Julie joined her brother Tom Stewart, founder and CEO in 1995, and 13 years ago became his business partner and vice president.
“I was 23 when I entered the industry and did not have much experience in business,” Julie Stewart said. “I had to work hard to earn the respect of customers and vendors and Tom. In 1999 I attended Pepperdine University in their Executive MBA program, and it was an extremely conservative environment (Ken Starr was in their legal school.)”
Julie says she enjoys working in the family business and with her husband Ed Hayes, the COO for the company.
“I’m grateful every day that I get to work with my brother and my husband as well as our amazing team, great customers and vendors to build something that makes people happy,” Stewart said in a company press release. “Running a small business is exciting, rewarding and challenging, and I’m constantly inspired by Tom, whose visionary, entrepreneurial mind and limitless imagination and generosity are key to the company’s success. We have all worked really hard to build Sportsheets into the dynamic and respected company it is — and it’s way beyond just Tom and me.”

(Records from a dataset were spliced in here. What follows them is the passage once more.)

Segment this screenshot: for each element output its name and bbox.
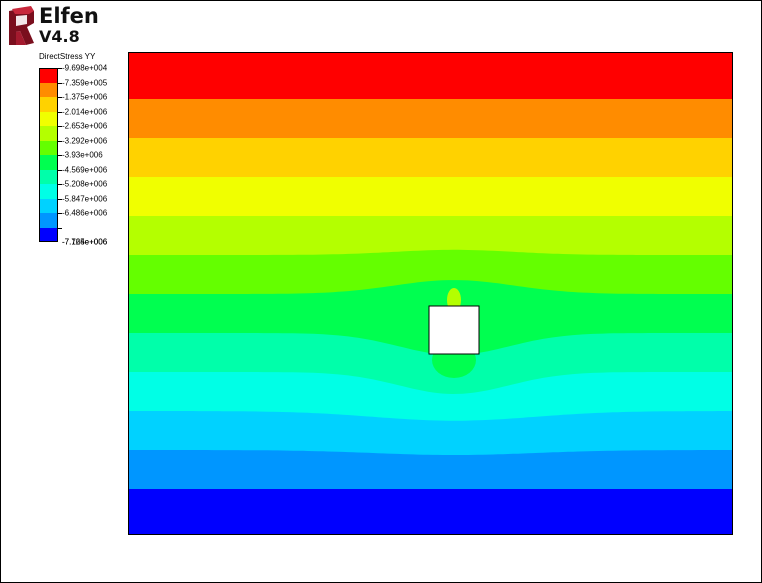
legend-label: -2.014e+006 — [62, 107, 108, 116]
legend-row: -6.486e+006 — [39, 209, 139, 228]
legend-swatch — [39, 213, 58, 228]
legend-swatch — [39, 198, 58, 213]
elfen-logo: Elfen V4.8 — [7, 5, 127, 49]
app-name: Elfen — [39, 4, 99, 28]
stress-contour-plot[interactable] — [128, 52, 733, 535]
legend-swatch — [39, 111, 58, 126]
legend-label: -9.698e+004 — [62, 63, 108, 73]
legend-swatch — [39, 184, 58, 199]
legend-row: -7.125e+006 -7.764e+006 — [39, 227, 139, 247]
contour-band — [128, 52, 733, 99]
legend-swatch — [39, 169, 58, 184]
legend-swatch — [39, 155, 58, 170]
elfen-logo-icon — [9, 6, 34, 45]
legend-label: -4.569e+006 — [62, 165, 108, 174]
legend-label: -7.764e+006 — [62, 237, 108, 247]
legend-label: -1.375e+006 — [62, 92, 108, 102]
legend-swatch — [39, 97, 58, 112]
opening-hole — [428, 305, 480, 355]
viewport-frame: Elfen V4.8 DirectStress YY -9.698e+004 -7… — [0, 0, 762, 583]
legend-label: -5.208e+006 — [62, 179, 108, 189]
legend-swatch — [39, 140, 58, 155]
app-version: V4.8 — [39, 27, 80, 46]
legend-swatch — [39, 126, 58, 141]
legend-label: -2.653e+006 — [62, 121, 108, 131]
color-legend: -9.698e+004 -7.359e+005 -1.375e+006 -2.014e… — [39, 64, 139, 247]
legend-swatch — [39, 227, 58, 242]
legend-swatch — [39, 68, 58, 83]
legend-title: DirectStress YY — [39, 52, 96, 61]
legend-label: -7.359e+005 — [62, 78, 108, 87]
legend-label: -3.292e+006 — [62, 136, 108, 145]
legend-label: -6.486e+006 — [62, 208, 108, 218]
legend-tick — [58, 227, 62, 229]
legend-swatch — [39, 82, 58, 97]
legend-label: -5.847e+006 — [62, 194, 108, 203]
legend-label: -3.93e+006 — [62, 150, 103, 160]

Stewart has done it all at Sportsheets — setting up trade show booths, visiting customers and doing product training, purchasing and product design, and even operating the forklift (“Not a pretty sight,” she said).
According to Stewart, the most rewarding part of her job is the people she interacts with.
“Hearing from satisfied customers and seeing our employees excel and develop,” she said, “seeing employees that have been with us over a decade — watching their kids grow up.”
While being a part of Sportsheets’ successes — which Stewart lists as “launching Sex & Mischief, buying our building, surviving and thriving the last six months through our huge growth of 2012” — she revealed to XBIZ her mantra.
“Balance, focus, delegate,” Stewart says, “Don’t take yourself so damn seriously — that’s a daily challenge!”